Kyle, A business plan is really a working description of a machine that you will use to create wealth for yourself. In it, you start with your raw materials - your target market (who they are, what they are looking for, what are the key buying patterns, etc). Then you look at who's going to "share" that market with you - your competitiors. What is your unique selling proposition that will allow your target market to favour you instead of the competition? Next, how are you going to reach your target market so that YOUR unique selling proposition is in front of them? Once they reach out to you, what is your selling process that allows you to conclude an agreement with them? This selling process includes things such as presentation materials (portfolio), business cards, brochures, price sheets, contracts, licensing forms, release forms, and so forth. Part of any business plan is to have numbers that define the size of the market, the market share you expect to get, the number of transactions you need to have to cover your basic operating costs, your selling ratio, and projections of the average revenue, cost of sales, expected gross margin, overhead contribution, and expected net profit.
The business plan will cover the production systems- the tools and equipment you will need to deliver to the customer what you have contracted to provide. This includes (in the case of photography) camera equipment, lighting equipment, computer equipment for processing and image storage, printing (maybe), various licensed copies of software that you will need. It also includes (if appropriate) the place where you will meet clients, have a studio, have your administrative office, etc. The business plan should cover the production flow so that a reader will understand how you will make the production process work, and the assumptions you are making about how much effort/time is taken up with each step.
The business plan will cover the administrative aspects: how you will manage the books, maintain the necessary records for tax collection and remittance, maintain your prospect and client records, daily calendar (to-do lists, appointments, regulatory deadlines), cover your potential liability with appropriate amounts (and types) of insurance, and show a prospective lender, partner, or advisor how you will manage the business.
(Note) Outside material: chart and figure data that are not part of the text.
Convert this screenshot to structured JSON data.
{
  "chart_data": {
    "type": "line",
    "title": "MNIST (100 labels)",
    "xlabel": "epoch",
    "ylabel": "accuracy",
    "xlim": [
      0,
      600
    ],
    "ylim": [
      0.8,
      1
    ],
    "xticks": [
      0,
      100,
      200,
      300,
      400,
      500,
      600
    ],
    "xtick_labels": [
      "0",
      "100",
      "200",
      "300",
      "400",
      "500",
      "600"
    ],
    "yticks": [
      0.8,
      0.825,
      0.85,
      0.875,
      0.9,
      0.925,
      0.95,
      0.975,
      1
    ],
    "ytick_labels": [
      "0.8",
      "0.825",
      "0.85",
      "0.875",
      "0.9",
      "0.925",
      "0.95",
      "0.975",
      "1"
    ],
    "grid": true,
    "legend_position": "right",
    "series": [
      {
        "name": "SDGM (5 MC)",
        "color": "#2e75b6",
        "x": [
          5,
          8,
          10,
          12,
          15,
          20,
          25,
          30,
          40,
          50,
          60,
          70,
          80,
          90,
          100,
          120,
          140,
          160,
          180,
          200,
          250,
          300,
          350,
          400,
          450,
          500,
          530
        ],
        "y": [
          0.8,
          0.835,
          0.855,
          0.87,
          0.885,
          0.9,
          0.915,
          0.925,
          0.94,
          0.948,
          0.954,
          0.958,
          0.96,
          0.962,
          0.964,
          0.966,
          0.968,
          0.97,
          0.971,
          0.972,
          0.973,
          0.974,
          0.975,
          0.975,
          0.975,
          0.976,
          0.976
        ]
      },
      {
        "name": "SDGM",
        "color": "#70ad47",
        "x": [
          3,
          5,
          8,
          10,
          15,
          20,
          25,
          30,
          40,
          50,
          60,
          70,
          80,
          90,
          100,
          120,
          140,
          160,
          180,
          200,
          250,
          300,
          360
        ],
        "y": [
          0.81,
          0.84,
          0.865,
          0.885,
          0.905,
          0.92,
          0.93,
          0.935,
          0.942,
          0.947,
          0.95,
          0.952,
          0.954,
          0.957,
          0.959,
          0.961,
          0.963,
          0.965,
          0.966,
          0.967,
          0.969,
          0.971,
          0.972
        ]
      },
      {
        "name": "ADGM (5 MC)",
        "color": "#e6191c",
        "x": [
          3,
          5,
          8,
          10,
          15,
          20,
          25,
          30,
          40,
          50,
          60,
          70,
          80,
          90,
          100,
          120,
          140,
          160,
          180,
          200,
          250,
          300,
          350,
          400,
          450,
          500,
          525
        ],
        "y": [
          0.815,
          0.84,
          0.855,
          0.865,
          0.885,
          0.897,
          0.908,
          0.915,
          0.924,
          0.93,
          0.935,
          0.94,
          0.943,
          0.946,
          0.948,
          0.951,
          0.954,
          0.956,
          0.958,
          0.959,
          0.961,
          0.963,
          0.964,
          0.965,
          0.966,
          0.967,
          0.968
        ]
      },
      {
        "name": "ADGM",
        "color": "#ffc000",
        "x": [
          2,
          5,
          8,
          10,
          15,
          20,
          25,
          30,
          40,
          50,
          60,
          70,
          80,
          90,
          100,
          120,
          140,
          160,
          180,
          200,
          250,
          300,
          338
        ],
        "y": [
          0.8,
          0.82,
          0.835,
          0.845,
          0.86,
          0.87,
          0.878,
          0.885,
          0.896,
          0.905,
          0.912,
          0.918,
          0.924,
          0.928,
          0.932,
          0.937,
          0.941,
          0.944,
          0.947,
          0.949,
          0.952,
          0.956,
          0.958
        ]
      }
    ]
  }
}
Probably the most important in the end, is the financial analysis, starting with your overhead projections, and working through the cash-flow requirements (more small businesses go bankrupt from cash-flow management issues than any other), showing how the financial assets will be applied to generate a profit. If you don't have the money to invest in the purchase of your production tools, what kind of loans are you looking for, and what kind of payback can you demonstrate?
If you plan to hire people, there will be a section in your business plan about the human resources (recruitment, qualification, training, pay policy, termination policy, regulatory and statutory compliance, etc.).
Your business plan is not someting to do once and then put on the shelf - it should be a working document, updated often, with the key assumptions tested with actual operational data. It is your operating manual of how you will build this machine to generate wealth.